Screening of doc on new approach to end mass incarceration


Photo Credit: senorjackson

Richard Edmond-Vargas, a nationally-recognized criminal justice reformer, will be in Charlottesville to present two screenings of The Feminist on Cellblock Y, a CNN documentary about Success Stories, the feminist program he co-founded in prison to help incarcerated men unlearn toxic masculinity—the idea that men must be tough, unemotional, and dominant to have worth.

Audience Q&A will follow each screening.

The two Charlottesville events, part of a mid-Atlantic tour (Washington D.C. and Baltimore to follow), are free and open to the public:

  • Friday, Oct. 11, 3-5pm, UVA Law School, Room WB101
  • Friday, Oct. 11, 6-8pm, Sojourners UCC, 1017 Elliott Avenue

Edmond-Vargas grew up in Southern California as an artsy, nerdy kid interested in music and community organizing. But he also lived in a culture that instructed him to “be a man” – to never show vulnerability or weakness. At the age of 19, the preschool where he worked was defunded, and instead of asking for help, he and some friends robbed a couple gas stations. They were caught, and, as teenagers, found themselves in a courtroom facing 150-year sentences; he ultimately pleaded to a 10-year sentence. He came home after seven years due to Proposition 57, a California law he helped pass.

While in prison, Edmond-Vargas began reading feminist literature, by writers like bell hooks, and saw that hyper-masculinity was the root cause of much of the violence and destruction around him. He co-founded Success Stories in 2014, and hundreds of men have since gone through the program. The California State Assembly recognized the program for its innovative approach, and CNN produced The Feminist on Cellblock Y to share the story of the program in-depth. The program is now being adopted in other prisons.

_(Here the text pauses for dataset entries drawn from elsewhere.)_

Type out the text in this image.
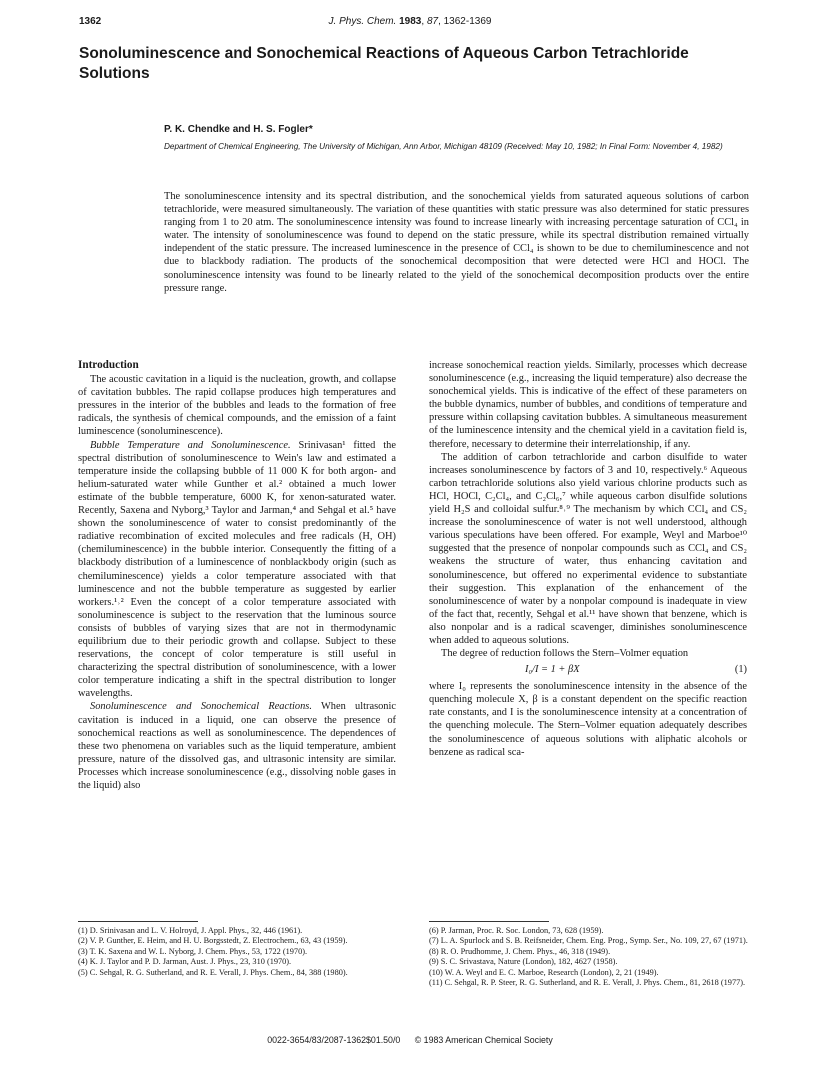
1362	J. Phys. Chem. 1983, 87, 1362-1369
Sonoluminescence and Sonochemical Reactions of Aqueous Carbon Tetrachloride Solutions

P. K. Chendke and H. S. Fogler*

Department of Chemical Engineering, The University of Michigan, Ann Arbor, Michigan 48109 (Received: May 10, 1982; In Final Form: November 4, 1982)

The sonoluminescence intensity and its spectral distribution, and the sonochemical yields from saturated aqueous solutions of carbon tetrachloride, were measured simultaneously. The variation of these quantities with static pressure was also determined for static pressures ranging from 1 to 20 atm. The sonoluminescence intensity was found to increase linearly with increasing percentage saturation of CCl₄ in water. The intensity of sonoluminescence was found to depend on the static pressure, while its spectral distribution remained virtually independent of the static pressure. The increased luminescence in the presence of CCl₄ is shown to be due to chemiluminescence and not due to blackbody radiation. The products of the sonochemical decomposition that were detected were HCl and HOCl. The sonoluminescence intensity was found to be linearly related to the yield of the sonochemical decomposition products over the entire pressure range.

Introduction

The acoustic cavitation in a liquid is the nucleation, growth, and collapse of cavitation bubbles. The rapid collapse produces high temperatures and pressures in the interior of the bubbles and leads to the formation of free radicals, the synthesis of chemical compounds, and the emission of a faint luminescence (sonoluminescence).

Bubble Temperature and Sonoluminescence. Srinivasan¹ fitted the spectral distribution of sonoluminescence to Wein's law and estimated a temperature inside the collapsing bubble of 11 000 K for both argon- and helium-saturated water while Gunther et al.² obtained a much lower estimate of the bubble temperature, 6000 K, for xenon-saturated water. Recently, Saxena and Nyborg,³ Taylor and Jarman,⁴ and Sehgal et al.⁵ have shown the sonoluminescence of water to consist predominantly of the radiative recombination of excited molecules and free radicals (H, OH) (chemiluminescence) in the bubble interior. Consequently the fitting of a blackbody distribution of a luminescence of nonblackbody origin (such as chemiluminescence) yields a color temperature associated with that luminescence and not the bubble temperature as suggested by earlier workers.¹˒² Even the concept of a color temperature associated with sonoluminescence is subject to the reservation that the luminous source consists of bubbles of varying sizes that are not in thermodynamic equilibrium due to their periodic growth and collapse. Subject to these reservations, the concept of color temperature is still useful in characterizing the spectral distribution of sonoluminescence, with a lower color temperature indicating a shift in the spectral distribution to longer wavelengths.

Sonoluminescence and Sonochemical Reactions. When ultrasonic cavitation is induced in a liquid, one can observe the presence of sonochemical reactions as well as sonoluminescence. The dependences of these two phenomena on variables such as the liquid temperature, ambient pressure, nature of the dissolved gas, and ultrasonic intensity are similar. Processes which increase sonoluminescence (e.g., dissolving noble gases in the liquid) also

increase sonochemical reaction yields. Similarly, processes which decrease sonoluminescence (e.g., increasing the liquid temperature) also decrease the sonochemical yields. This is indicative of the effect of these parameters on the bubble dynamics, number of bubbles, and conditions of temperature and pressure within collapsing cavitation bubbles. A simultaneous measurement of the luminescence intensity and the chemical yield in a cavitation field is, therefore, necessary to determine their interrelationship, if any.

The addition of carbon tetrachloride and carbon disulfide to water increases sonoluminescence by factors of 3 and 10, respectively.⁶ Aqueous carbon tetrachloride solutions also yield various chlorine products such as HCl, HOCl, C₂Cl₄, and C₂Cl₆,⁷ while aqueous carbon disulfide solutions yield H₂S and colloidal sulfur.⁸˒⁹ The mechanism by which CCl₄ and CS₂ increase the sonoluminescence of water is not well understood, although various speculations have been offered. For example, Weyl and Marboe¹⁰ suggested that the presence of nonpolar compounds such as CCl₄ and CS₂ weakens the structure of water, thus enhancing cavitation and sonoluminescence, but offered no experimental evidence to substantiate their suggestion. This explanation of the enhancement of the sonoluminescence of water by a nonpolar compound is inadequate in view of the fact that, recently, Sehgal et al.¹¹ have shown that benzene, which is also nonpolar and is a radical scavenger, diminishes sonoluminescence when added to aqueous solutions.

The degree of reduction follows the Stern–Volmer equation

I₀/I = 1 + βX	(1)

where I₀ represents the sonoluminescence intensity in the absence of the quenching molecule X, β is a constant dependent on the specific reaction rate constants, and I is the sonoluminescence intensity at a concentration of the quenching molecule. The Stern–Volmer equation adequately describes the sonoluminescence of aqueous solutions with aliphatic alcohols or benzene as radical sca-

(1) D. Srinivasan and L. V. Holroyd, J. Appl. Phys., 32, 446 (1961).

(2) V. P. Gunther, E. Heim, and H. U. Borgsstedt, Z. Electrochem., 63, 43 (1959).

(3) T. K. Saxena and W. L. Nyborg, J. Chem. Phys., 53, 1722 (1970).

(4) K. J. Taylor and P. D. Jarman, Aust. J. Phys., 23, 310 (1970).

(5) C. Sehgal, R. G. Sutherland, and R. E. Verall, J. Phys. Chem., 84, 388 (1980).

(6) P. Jarman, Proc. R. Soc. London, 73, 628 (1959).

(7) L. A. Spurlock and S. B. Reifsneider, Chem. Eng. Prog., Symp. Ser., No. 109, 27, 67 (1971).

(8) R. O. Prudhomme, J. Chem. Phys., 46, 318 (1949).

(9) S. C. Srivastava, Nature (London), 182, 4627 (1958).

(10) W. A. Weyl and E. C. Marboe, Research (London), 2, 21 (1949).

(11) C. Sehgal, R. P. Steer, R. G. Sutherland, and R. E. Verall, J. Phys. Chem., 81, 2618 (1977).

0022-3654/83/2087-1362$01.50/0 © 1983 American Chemical Society
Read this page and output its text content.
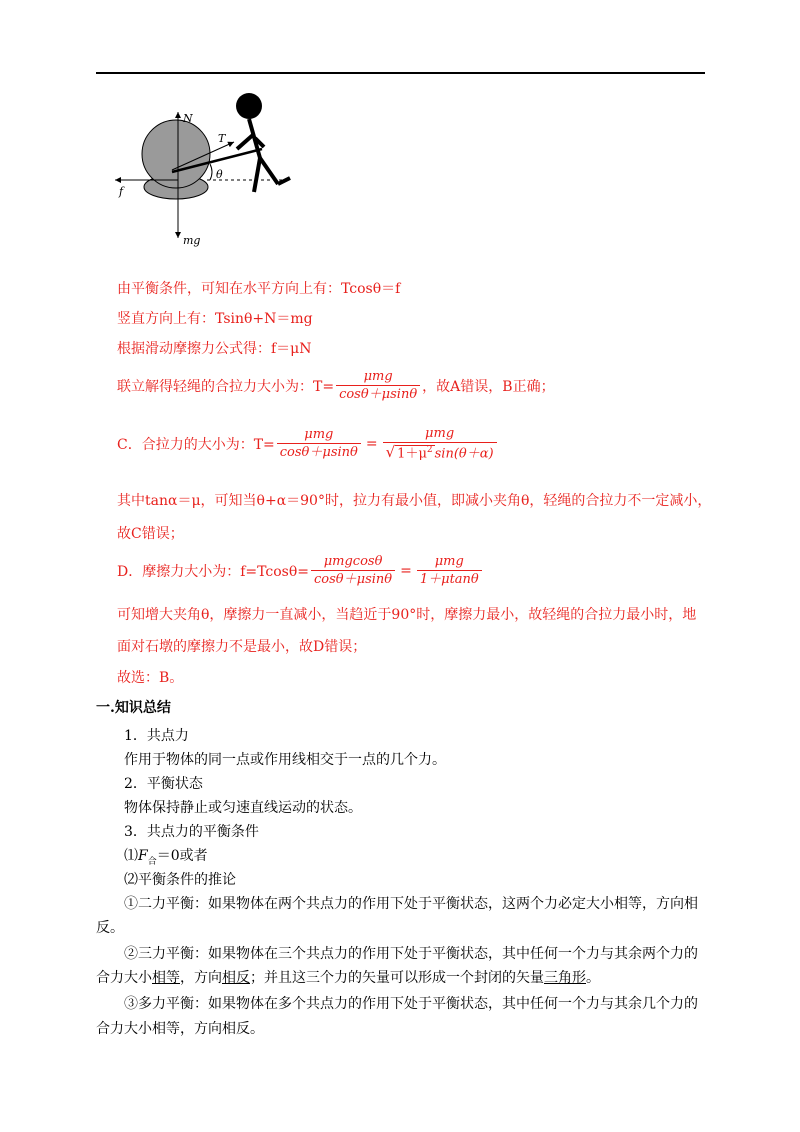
N
T
θ
f
mg
由平衡条件，可知在水平方向上有：Tcosθ＝f
竖直方向上有：Tsinθ+N＝mg
根据滑动摩擦力公式得：f＝μN
联立解得轻绳的合拉力大小为：$T= \frac{\text{μmg}}{\cos\theta+\mu\sin\theta}$ ，故A错误，B正确；
C．合拉力的大小为：$T= \frac{\text{μmg}}{\cos\theta+\mu\sin\theta} = \frac{\text{μmg}}{√ 1+\mu^2 \sin(\theta+\alpha)}$
其中tanα＝μ，可知当θ+α＝90°时，拉力有最小值，即减小夹角θ，轻绳的合拉力不一定减小，
故C错误；
D．摩擦力大小为：$f=Tcos\theta= \frac{\text{μmgcosθ}}{\cos\theta+\mu\sin\theta} = \frac{\text{μmg}}{1+\mu\tan\theta}$
可知增大夹角θ，摩擦力一直减小，当趋近于90°时，摩擦力最小，故轻绳的合拉力最小时，地
面对石墩的摩擦力不是最小，故D错误；
故选：B。
一.知识总结
1．共点力
作用于物体的同一点或作用线相交于一点的几个力。
2．平衡状态
物体保持静止或匀速直线运动的状态。
3．共点力的平衡条件
$⑴F_合=0$或者
⑵平衡条件的推论
①二力平衡：如果物体在两个共点力的作用下处于平衡状态，这两个力必定大小相等，方向相
反。
②三力平衡：如果物体在三个共点力的作用下处于平衡状态，其中任何一个力与其余两个力的
合力大小相等，方向相反；并且这三个力的矢量可以形成一个封闭的矢量三角形。
③多力平衡：如果物体在多个共点力的作用下处于平衡状态，其中任何一个力与其余几个力的
合力大小相等，方向相反。
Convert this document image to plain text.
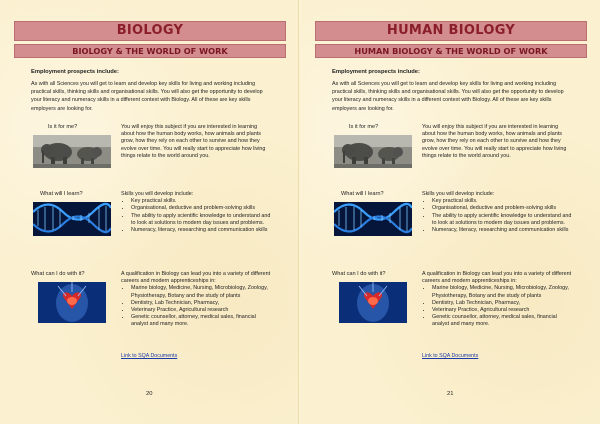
BIOLOGY
BIOLOGY & THE WORLD OF WORK
Employment prospects include:
As with all Sciences you will get to learn and develop key skills for living and working including practical skills, thinking skills and organisational skills. You will also get the opportunity to develop your literacy and numeracy skills in a different context with Biology. All of these are key skills employers are looking for.
Is it for me?	You will enjoy this subject if you are interested in learning about how the human body works, how animals and plants grow, how they rely on each other to survive and how they evolve over time. You will really start to appreciate how living things relate to the world around you.

What will I learn?	Skills you will develop include:

• Key practical skills.
• Organisational, deductive and problem-solving skills
• The ability to apply scientific knowledge to understand and to look at solutions to modern day issues and problems.
• Numeracy, literacy, researching and communication skills
What can I do with it?	A qualification in Biology can lead you into a variety of different careers and modern apprenticeships in:

• Marine biology, Medicine, Nursing, Microbiology, Zoology, Physiotherapy, Botany and the study of plants
• Dentistry, Lab Technician, Pharmacy,
• Veterinary Practice, Agricultural research
• Genetic counsellor, attorney, medical sales, financial analyst and many more.
Link to SQA Documents
20
HUMAN BIOLOGY
HUMAN BIOLOGY & THE WORLD OF WORK
Employment prospects include:
As with all Sciences you will get to learn and develop key skills for living and working including practical skills, thinking skills and organisational skills. You will also get the opportunity to develop your literacy and numeracy skills in a different context with Biology. All of these are key skills employers are looking for.
Is it for me?	You will enjoy this subject if you are interested in learning about how the human body works, how animals and plants grow, how they rely on each other to survive and how they evolve over time. You will really start to appreciate how living things relate to the world around you.

What will I learn?	Skills you will develop include:

• Key practical skills.
• Organisational, deductive and problem-solving skills
• The ability to apply scientific knowledge to understand and to look at solutions to modern day issues and problems.
• Numeracy, literacy, researching and communication skills
What can I do with it?	A qualification in Biology can lead you into a variety of different careers and modern apprenticeships in:

• Marine biology, Medicine, Nursing, Microbiology, Zoology, Physiotherapy, Botany and the study of plants
• Dentistry, Lab Technician, Pharmacy,
• Veterinary Practice, Agricultural research
• Genetic counsellor, attorney, medical sales, financial analyst and many more.
Link to SQA Documents
21
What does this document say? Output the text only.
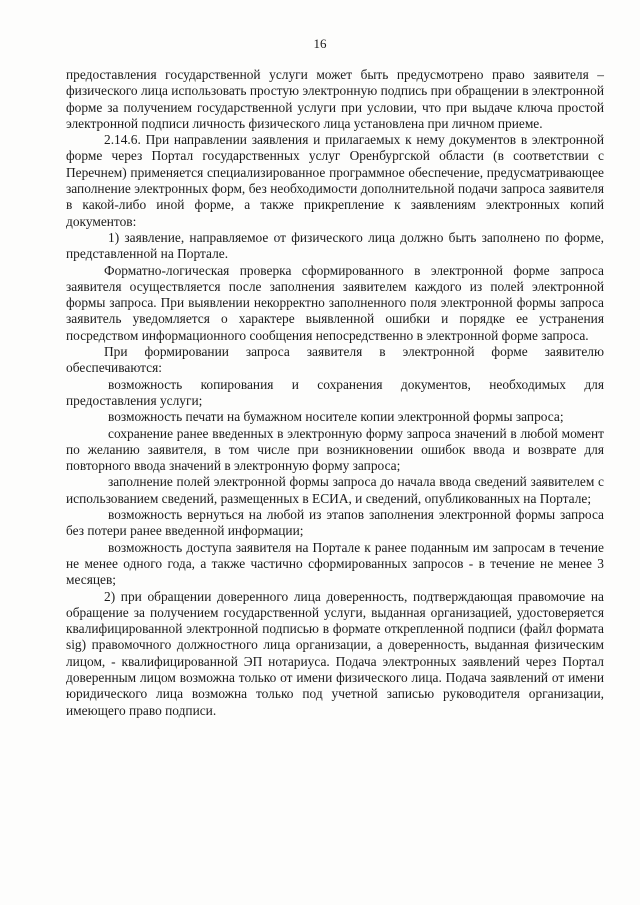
16

предоставления государственной услуги может быть предусмотрено право заявителя – физического лица использовать простую электронную подпись при обращении в электронной форме за получением государственной услуги при условии, что при выдаче ключа простой электронной подписи личность физического лица установлена при личном приеме.

2.14.6. При направлении заявления и прилагаемых к нему документов в электронной форме через Портал государственных услуг Оренбургской области (в соответствии с Перечнем) применяется специализированное программное обеспечение, предусматривающее заполнение электронных форм, без необходимости дополнительной подачи запроса заявителя в какой-либо иной форме, а также прикрепление к заявлениям электронных копий документов:

1) заявление, направляемое от физического лица должно быть заполнено по форме, представленной на Портале.

Форматно-логическая проверка сформированного в электронной форме запроса заявителя осуществляется после заполнения заявителем каждого из полей электронной формы запроса. При выявлении некорректно заполненного поля электронной формы запроса заявитель уведомляется о характере выявленной ошибки и порядке ее устранения посредством информационного сообщения непосредственно в электронной форме запроса.

При формировании запроса заявителя в электронной форме заявителю обеспечиваются:

возможность копирования и сохранения документов, необходимых для предоставления услуги;

возможность печати на бумажном носителе копии электронной формы запроса;

сохранение ранее введенных в электронную форму запроса значений в любой момент по желанию заявителя, в том числе при возникновении ошибок ввода и возврате для повторного ввода значений в электронную форму запроса;

заполнение полей электронной формы запроса до начала ввода сведений заявителем с использованием сведений, размещенных в ЕСИА, и сведений, опубликованных на Портале;

возможность вернуться на любой из этапов заполнения электронной формы запроса без потери ранее введенной информации;

возможность доступа заявителя на Портале к ранее поданным им запросам в течение не менее одного года, а также частично сформированных запросов - в течение не менее 3 месяцев;

2) при обращении доверенного лица доверенность, подтверждающая правомочие на обращение за получением государственной услуги, выданная организацией, удостоверяется квалифицированной электронной подписью в формате открепленной подписи (файл формата sig) правомочного должностного лица организации, а доверенность, выданная физическим лицом, - квалифицированной ЭП нотариуса. Подача электронных заявлений через Портал доверенным лицом возможна только от имени физического лица. Подача заявлений от имени юридического лица возможна только под учетной записью руководителя организации, имеющего право подписи.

Patrisse Cullors, a co-founder of the Black Lives Matter movement, features Edmond-Vargas in a chapter of her book When They Call You a Terrorist: A Black Lives Matter Memoir and has said of him “Richard set up [Success Stories] to amplify conversations about patriarchy and its toxicity, and its impact on men and boys, and it was brilliant… everything he explores, every conversation he has, has a sincerity to it… nothing is inauthentic.”

In addition to his work with Success Stories, Edmond-Vargas is the co-founder of Initiate Justice, a nonprofit with 20,000 incarcerated members that organizes people impacted by incarceration to change state law in California. He also started a social-impact record label called Question Culture, and has written articles for CNN and the Playboy Symposium.